Thanks, David. Cool stuff.

But, call them Mexica or Aztec, I still don't like them. There's only so much slack I'll cut for people who are different from me, and cutting out hearts is where I draw the line.
 
But, call them Mexica or Aztec, I still don't like them. There's only so much slack I'll cut for people who are different from me, and cutting out hearts is where I draw the line.

You might be interested to know that for the natives' part they were horrified by the cruelty of the Spaniards, particularly by their habit of burning those with whom they had dispute alive. That in addition to the conquistadors' pleasure in the raping of Indio women and random acts of cruelty such as torturing, dismembering, and feeding them to their dogs caused the Aztecs and others to regard Spaniards as horrifying barbarians, devils even. I guess one man's barbarity is another man's status quo. At least the Mexica's cruelty was largely ritual. The Spaniards were just sadists.
 
David Carroll said:
You might be interested to know that for the natives' part they were horrified by the cruelty of the Spaniards, particularly by their habit of burning those with whom they had dispute alive. That in addition to the conquistadors' pleasure in the raping of Indio women and random acts of cruelty such as torturing, dismembering, and feeding them to their dogs caused the Aztecs and others to regard Spaniards as horrifying barbarians, devils even. I guess one man's barbarity is another man's status quo. At least the Mexica's cruelty was largely ritual. The Spaniards were just sadists.

Well. . . The Aztecs also burned some of their human and animal sacrifices. Other New World civilizations also had lurid ways of sending people to the Great Milpa in the Sky. I'm not going into detail on this.

I've always been struck by the similarities between the Spanish and the Aztecs. The Aztecs fed the sun and other gods with victims, assuming that the spirits of the sacrificed dead would in some way partake of the divine. The Spaniards snuffed people to save their souls, following the doctrine of Santification by Blood -- or, if that didn't work, at least executing them would condemn them to Hell, safely out of the Church's hair.
 
sackett wrote:
Well. . . The Aztecs also burned some of their human and animal sacrifices. Other New World civilizations also had lurid ways of sending people to the Great Milpa in the Sky. I'm not going into detail on this.

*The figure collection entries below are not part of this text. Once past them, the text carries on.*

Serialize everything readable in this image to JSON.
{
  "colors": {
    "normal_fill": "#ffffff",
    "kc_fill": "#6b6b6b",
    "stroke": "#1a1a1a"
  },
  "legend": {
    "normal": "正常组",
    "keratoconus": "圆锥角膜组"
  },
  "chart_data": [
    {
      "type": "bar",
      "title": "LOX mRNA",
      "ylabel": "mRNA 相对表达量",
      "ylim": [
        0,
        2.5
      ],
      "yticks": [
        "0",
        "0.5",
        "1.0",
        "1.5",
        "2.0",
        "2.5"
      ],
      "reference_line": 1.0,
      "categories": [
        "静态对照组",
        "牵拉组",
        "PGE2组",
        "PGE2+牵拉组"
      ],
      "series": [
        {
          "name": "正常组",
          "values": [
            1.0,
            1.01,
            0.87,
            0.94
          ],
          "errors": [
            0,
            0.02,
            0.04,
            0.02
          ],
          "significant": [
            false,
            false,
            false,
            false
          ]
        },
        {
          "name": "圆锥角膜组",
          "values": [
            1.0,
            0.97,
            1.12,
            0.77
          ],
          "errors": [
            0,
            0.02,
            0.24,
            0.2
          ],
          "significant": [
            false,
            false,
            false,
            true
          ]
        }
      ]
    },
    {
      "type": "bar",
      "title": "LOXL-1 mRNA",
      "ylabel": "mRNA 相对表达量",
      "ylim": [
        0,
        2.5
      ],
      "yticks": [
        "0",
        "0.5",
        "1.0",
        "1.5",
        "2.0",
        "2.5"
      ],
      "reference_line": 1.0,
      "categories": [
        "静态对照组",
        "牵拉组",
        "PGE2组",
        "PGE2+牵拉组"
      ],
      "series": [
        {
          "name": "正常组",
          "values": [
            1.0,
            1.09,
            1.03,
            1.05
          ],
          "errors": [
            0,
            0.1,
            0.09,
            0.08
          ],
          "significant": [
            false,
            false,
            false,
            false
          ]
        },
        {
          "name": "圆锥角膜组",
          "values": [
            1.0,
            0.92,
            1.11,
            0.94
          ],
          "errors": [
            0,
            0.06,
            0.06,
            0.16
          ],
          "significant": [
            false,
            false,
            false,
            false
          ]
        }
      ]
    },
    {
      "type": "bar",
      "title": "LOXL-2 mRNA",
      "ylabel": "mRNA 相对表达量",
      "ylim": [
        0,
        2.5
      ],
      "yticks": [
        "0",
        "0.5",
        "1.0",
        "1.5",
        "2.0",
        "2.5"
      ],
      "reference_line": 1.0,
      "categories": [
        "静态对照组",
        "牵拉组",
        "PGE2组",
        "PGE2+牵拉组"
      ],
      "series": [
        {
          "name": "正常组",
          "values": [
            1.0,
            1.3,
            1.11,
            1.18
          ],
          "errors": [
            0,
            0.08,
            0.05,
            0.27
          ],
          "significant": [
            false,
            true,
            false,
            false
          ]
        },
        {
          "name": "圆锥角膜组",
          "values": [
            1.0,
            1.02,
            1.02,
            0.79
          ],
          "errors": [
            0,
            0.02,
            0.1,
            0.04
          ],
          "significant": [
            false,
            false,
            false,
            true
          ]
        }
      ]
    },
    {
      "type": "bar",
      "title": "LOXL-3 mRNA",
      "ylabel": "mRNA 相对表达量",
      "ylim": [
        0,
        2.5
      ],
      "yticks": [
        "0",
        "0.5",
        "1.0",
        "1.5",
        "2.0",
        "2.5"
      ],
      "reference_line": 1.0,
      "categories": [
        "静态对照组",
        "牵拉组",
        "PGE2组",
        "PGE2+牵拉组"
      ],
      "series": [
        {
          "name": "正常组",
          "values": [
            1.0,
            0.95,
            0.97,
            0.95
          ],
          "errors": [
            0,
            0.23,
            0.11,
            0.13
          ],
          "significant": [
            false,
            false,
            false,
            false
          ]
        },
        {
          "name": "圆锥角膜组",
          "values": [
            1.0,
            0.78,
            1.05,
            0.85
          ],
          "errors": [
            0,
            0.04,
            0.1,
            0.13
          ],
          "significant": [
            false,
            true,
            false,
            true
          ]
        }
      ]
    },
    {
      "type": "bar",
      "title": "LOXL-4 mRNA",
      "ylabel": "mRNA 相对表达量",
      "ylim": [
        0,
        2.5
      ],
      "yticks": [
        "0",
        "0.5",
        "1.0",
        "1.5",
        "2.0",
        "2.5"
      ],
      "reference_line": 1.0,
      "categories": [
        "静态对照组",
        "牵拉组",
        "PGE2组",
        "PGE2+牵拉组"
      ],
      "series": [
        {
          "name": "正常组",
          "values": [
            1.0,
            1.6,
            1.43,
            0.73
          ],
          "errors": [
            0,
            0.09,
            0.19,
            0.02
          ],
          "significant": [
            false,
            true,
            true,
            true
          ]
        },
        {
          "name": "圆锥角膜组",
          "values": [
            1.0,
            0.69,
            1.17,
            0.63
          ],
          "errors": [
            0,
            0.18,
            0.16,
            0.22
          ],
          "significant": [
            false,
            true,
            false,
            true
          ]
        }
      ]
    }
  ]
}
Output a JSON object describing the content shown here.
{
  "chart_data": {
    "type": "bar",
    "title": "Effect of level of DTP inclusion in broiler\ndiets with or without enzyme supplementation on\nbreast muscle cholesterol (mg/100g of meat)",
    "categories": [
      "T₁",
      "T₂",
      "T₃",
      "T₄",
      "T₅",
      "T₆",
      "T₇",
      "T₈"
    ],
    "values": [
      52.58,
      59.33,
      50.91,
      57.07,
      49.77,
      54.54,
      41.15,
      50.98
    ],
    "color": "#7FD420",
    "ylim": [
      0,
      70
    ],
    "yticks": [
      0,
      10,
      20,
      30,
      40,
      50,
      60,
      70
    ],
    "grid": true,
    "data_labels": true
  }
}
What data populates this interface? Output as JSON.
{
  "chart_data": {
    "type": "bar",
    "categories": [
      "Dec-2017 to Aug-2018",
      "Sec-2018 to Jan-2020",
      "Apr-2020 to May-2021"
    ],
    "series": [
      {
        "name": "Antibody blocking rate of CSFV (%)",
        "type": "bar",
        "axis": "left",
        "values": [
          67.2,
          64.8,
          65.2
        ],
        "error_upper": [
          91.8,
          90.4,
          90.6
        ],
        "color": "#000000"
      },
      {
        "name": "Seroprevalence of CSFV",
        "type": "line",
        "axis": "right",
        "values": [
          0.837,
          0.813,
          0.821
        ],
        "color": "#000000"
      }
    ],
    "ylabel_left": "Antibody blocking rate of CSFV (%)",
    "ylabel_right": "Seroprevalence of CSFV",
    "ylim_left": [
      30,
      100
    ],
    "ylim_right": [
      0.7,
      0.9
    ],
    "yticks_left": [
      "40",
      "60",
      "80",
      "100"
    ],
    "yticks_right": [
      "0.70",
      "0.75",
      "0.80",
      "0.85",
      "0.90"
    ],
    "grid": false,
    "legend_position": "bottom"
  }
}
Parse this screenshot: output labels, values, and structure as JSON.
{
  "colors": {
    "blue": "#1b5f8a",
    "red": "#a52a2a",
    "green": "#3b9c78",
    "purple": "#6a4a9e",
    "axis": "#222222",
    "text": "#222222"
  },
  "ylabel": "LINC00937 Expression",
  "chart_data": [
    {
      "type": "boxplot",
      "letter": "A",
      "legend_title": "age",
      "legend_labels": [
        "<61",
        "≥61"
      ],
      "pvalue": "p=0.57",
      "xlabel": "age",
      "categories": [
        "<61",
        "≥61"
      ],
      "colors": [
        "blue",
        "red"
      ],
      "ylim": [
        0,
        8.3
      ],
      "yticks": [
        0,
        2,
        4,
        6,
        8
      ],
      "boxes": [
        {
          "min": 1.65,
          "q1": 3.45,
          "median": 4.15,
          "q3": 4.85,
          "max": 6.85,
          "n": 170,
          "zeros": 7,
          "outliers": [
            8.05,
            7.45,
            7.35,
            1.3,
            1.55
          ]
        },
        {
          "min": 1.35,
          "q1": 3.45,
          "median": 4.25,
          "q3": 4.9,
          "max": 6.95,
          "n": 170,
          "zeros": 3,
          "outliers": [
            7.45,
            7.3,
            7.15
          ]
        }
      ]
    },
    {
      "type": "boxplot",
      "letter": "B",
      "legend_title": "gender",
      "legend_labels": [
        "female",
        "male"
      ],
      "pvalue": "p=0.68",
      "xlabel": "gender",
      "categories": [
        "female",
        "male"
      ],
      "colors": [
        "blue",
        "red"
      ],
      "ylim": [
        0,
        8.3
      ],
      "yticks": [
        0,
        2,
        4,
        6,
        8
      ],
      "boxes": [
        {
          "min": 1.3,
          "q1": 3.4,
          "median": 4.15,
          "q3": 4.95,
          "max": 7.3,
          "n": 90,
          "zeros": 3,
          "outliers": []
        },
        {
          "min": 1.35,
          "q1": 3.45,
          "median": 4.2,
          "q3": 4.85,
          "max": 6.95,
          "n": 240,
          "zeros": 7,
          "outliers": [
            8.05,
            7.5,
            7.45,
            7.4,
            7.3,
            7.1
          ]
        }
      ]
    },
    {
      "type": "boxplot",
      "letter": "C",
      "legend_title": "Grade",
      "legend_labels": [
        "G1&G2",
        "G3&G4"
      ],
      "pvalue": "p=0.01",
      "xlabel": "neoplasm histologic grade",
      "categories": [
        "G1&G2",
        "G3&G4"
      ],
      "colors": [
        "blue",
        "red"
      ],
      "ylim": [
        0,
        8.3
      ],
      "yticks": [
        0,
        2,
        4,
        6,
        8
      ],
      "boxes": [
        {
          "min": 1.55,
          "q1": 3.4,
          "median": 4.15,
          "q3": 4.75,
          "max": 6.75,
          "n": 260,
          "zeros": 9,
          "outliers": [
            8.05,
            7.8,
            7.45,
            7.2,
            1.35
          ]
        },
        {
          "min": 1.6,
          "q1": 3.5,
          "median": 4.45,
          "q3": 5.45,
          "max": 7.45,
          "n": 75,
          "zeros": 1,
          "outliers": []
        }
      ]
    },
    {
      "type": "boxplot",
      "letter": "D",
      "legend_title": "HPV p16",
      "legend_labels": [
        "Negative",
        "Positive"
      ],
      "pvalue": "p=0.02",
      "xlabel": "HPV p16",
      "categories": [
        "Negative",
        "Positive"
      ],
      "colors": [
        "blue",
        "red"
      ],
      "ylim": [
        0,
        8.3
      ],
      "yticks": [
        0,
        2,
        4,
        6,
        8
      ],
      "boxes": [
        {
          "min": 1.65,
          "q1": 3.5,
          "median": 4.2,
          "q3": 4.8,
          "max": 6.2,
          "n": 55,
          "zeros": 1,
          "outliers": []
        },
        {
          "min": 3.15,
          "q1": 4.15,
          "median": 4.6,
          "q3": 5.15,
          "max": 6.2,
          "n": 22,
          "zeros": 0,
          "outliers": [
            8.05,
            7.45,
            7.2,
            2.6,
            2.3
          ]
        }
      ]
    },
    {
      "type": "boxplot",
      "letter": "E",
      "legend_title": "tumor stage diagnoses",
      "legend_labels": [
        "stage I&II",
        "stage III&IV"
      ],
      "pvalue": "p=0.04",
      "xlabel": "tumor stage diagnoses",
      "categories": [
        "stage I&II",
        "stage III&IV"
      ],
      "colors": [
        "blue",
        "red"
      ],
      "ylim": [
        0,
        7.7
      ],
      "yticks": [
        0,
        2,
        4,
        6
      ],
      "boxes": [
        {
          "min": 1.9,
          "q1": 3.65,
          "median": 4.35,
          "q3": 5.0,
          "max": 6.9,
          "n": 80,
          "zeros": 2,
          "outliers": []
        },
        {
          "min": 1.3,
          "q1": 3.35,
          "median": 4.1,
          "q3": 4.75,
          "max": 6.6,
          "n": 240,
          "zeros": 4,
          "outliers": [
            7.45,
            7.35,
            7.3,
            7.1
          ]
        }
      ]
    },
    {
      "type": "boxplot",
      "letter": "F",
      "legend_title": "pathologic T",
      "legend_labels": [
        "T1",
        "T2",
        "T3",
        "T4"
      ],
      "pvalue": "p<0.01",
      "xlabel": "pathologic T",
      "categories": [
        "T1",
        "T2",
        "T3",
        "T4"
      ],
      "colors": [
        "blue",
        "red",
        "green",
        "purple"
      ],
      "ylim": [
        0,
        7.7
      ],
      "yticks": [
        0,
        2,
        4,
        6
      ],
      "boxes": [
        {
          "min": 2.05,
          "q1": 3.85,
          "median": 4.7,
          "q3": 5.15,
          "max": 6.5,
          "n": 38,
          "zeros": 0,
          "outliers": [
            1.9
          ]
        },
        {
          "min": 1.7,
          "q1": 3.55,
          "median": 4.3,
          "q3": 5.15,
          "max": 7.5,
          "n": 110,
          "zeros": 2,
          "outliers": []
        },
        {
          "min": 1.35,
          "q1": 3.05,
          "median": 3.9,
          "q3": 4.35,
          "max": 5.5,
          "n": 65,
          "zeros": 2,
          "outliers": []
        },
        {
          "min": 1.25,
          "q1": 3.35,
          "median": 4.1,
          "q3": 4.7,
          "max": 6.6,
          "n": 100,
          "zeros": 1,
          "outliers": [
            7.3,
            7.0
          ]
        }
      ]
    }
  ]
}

Yes, some suffering was deemed necessary to please some of the gods and once a year in the month of Xocotlhuetzi and once again every 52 years for the New Fire ceremony, victims were thrown onto a pyre in sacrifice to Huehueteotl, the god of fire and the hearth. Some notable differences from the Spanish practices though are that the victims were drugged or anesthetized before immolation and then dragged out and killed in the usual fashion long before succumbing to the flames, thus not suffering to the same extent as the Spaniard's sacrifices. It was the Spaniards' callous indifference to the suffering of their victims along with the frequency of and baffling motive for the events that disgusted the natives.
 
Well, yeah, the Spanish Conquistadores weren't exactly the models of human behavior either.

So one side cut out people's hearts. The other side burned them at the stake.

Not much to choose from, there.
 
Meanwhile, back at home, the Inquisition was having its own special kind of fun.